The streets are speckled with people dressed in costumes, some of them wearing masks, on this evening because it is Halloween. As I see theses physical masks I cannot help but think about the internal masks people wear on a daily basis. If you are human, you have most likely worn an internal mask in your life. Let us examine some of the masks that people often wear:

  • The Emotional Mask: This is the mask people wear when they are hiding their true feelings. Anger often masks internal pain and hurt. Sometimes people stuff their emotions down, pretending that they have no emotion at all, until their true feelings bubble to the surface because they have pushed down too many emotions for too long. I often use an exercise with youth and children in which we draw on one side of a paper how they truly feel and on the other side we draw what people see; this is often an eye-opening experience for them.
  • The Dating Mask: This is the mask that people wear when they are just starting to date someone that they are trying to impress. Often times in the beginning of relationships people act like the person they think a future partner “wants” them to be. Their hygiene may be better than usual and their house meticulously clean; they may even go to the extreme of attempting to be the paradigm of perfection.
  • The Professional/Political Mask: This is the mask that some people wear when they are attempting to get ahead in the professional world. They adapt to their surroundings and the people that they are working with. Like a chameleon, they respond to others in a way that they believe will help them fit in, perhaps telling people what they want to hear rather than being honest about what they truly think and feel about different topics.
  • The Social Mask: This is the mask that people may wear in social settings. Some people want to play a particular role with the groups that they socialize it. They may talk and act differently to get the kind of attention that they are seeking (or to keep the attention away from them).

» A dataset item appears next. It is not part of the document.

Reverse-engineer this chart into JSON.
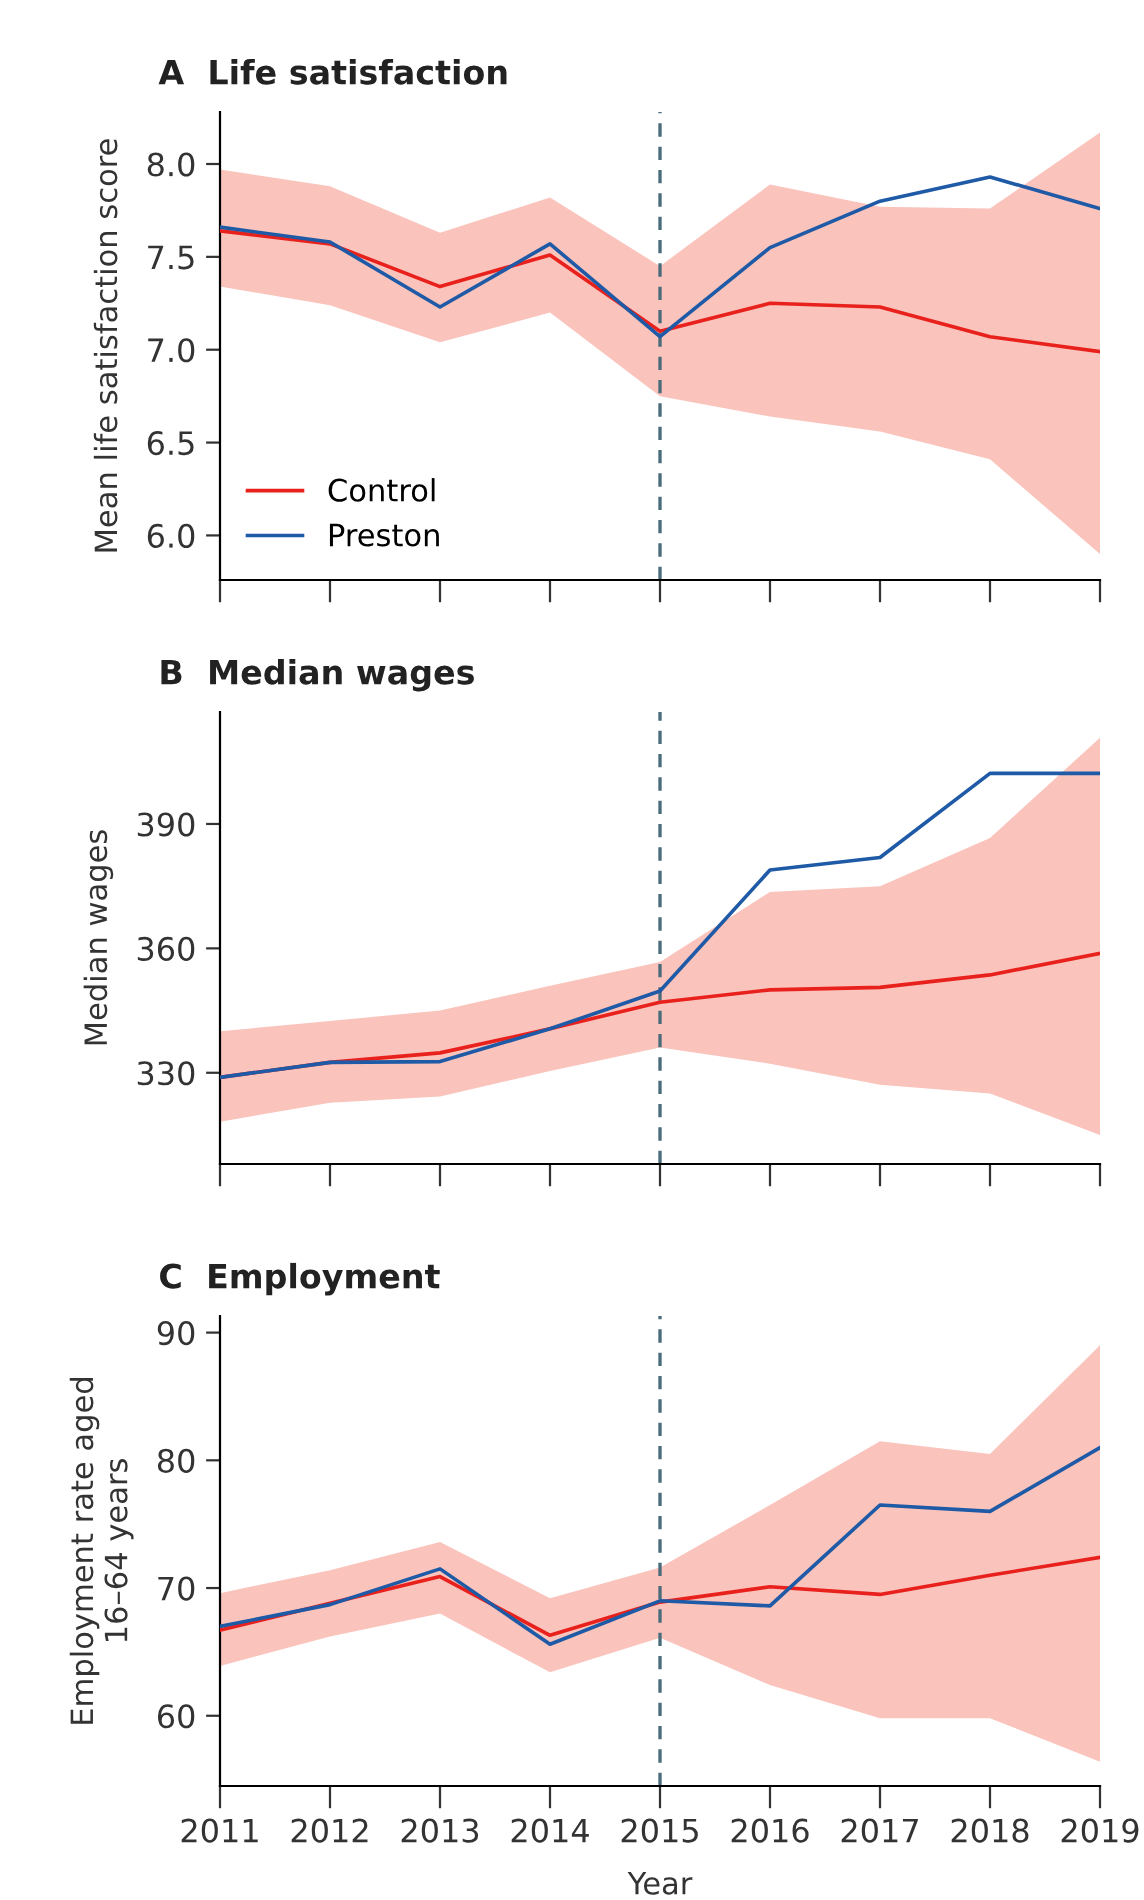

Does it even matter that we wear masks? Quite simply, yes, it does. When we wear masks we are often putting on a façade that is not congruent with who we truly are and what we are feeling and thinking. This can lead to increased stress and mental discomfort. Leon Festinger, a social psychologist, coined the term cognitive dissonance which is the mental stress that we experience when we hold beliefs that are contradictory to our behavior. When we fake a smile when inside we are actually hurting or upset by a situation, we are creating a dissonance within ourselves that can make us even more distraught.

So, on this Halloween I would like to pose a challenge to anyone reading this: Try taking the mask off for a day or if you are extra courageous, a week. If you laugh at jokes that aren’t funny to you or find yourself smiling out of habit rather than true happiness, try making your facial expressions congruent with how you really feel. You just may find that you have a lot less stress at the end of this experiment because you have lessened your internal dissonance. Happy Halloween!